HAVANA — Cuba on Wednesday published the full text of a new law that seeks to make it more attractive for foreign investors to bring badly needed capital to the island but provides less advantage for projects that are 100 percent foreign-financed.
Havana is betting that the measure will make the country more attractive to the business community. Foreign investment has been flat, including in the years since President Raul Castro began a program of economic reforms.
The measure, which takes effect in late June, includes tax breaks for new investments and property guarantees for investors. It also outlines arbitration procedures and labor rules for foreign-financed projects.
Investments in mixed-ownership projects or in tandem with independent cooperatives will enjoy a tax holiday for the first eight years of operation and pay 15 percent on profits after that — or about half the current rate.
Such operations will also be exempt from payroll taxes.
However projects funded completely by foreign capital do not automatically qualify for those breaks.
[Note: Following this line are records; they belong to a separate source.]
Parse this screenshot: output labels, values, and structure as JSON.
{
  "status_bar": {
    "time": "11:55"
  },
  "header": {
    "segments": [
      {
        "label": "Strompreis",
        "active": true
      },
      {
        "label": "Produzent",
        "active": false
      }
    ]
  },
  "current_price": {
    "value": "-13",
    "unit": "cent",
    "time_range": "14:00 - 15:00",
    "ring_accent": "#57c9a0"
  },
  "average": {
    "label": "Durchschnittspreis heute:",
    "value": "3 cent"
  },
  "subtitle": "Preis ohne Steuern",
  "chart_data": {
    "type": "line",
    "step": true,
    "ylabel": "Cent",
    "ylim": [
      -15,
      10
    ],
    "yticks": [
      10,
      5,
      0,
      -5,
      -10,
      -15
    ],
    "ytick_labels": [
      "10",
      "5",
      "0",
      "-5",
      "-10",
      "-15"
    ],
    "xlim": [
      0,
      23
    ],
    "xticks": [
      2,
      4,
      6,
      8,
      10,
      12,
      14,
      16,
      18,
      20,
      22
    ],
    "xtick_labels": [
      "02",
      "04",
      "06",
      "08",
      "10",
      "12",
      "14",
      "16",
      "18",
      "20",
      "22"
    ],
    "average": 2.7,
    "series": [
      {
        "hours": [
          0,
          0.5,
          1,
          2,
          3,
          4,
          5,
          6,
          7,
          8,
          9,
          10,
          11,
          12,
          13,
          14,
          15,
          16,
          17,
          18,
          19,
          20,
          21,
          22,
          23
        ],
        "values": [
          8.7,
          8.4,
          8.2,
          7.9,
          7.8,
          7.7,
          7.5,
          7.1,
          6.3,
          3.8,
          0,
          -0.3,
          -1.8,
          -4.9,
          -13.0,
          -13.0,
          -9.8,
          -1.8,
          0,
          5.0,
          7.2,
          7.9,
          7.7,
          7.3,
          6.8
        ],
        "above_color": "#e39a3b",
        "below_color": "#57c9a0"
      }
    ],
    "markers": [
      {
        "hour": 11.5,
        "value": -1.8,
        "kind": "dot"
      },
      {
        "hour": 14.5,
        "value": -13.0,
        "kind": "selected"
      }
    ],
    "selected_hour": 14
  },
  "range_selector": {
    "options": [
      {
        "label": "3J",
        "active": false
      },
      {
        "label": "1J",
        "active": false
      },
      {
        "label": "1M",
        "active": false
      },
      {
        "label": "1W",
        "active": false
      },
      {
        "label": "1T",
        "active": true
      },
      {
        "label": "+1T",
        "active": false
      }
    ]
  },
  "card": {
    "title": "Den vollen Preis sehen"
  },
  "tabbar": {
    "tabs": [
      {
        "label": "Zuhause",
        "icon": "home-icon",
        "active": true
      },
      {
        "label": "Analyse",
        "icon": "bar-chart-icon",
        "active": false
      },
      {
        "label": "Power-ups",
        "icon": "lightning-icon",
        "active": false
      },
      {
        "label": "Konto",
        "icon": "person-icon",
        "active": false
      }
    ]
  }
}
They may be granted an exemption by the government, however.
Foreign companies are still required to hire local employees through a Cuban employment agency, something that many who have done business on the island have complained about for years. The law allows investors to work with independent cooperatives but does not establish a mechanism for the same to happen with the small private sector that has been budding under Castro’s reforms.
Officials all the way up to Castro have said that getting more foreign investment is vital if they are to meet their economic goals in the coming years.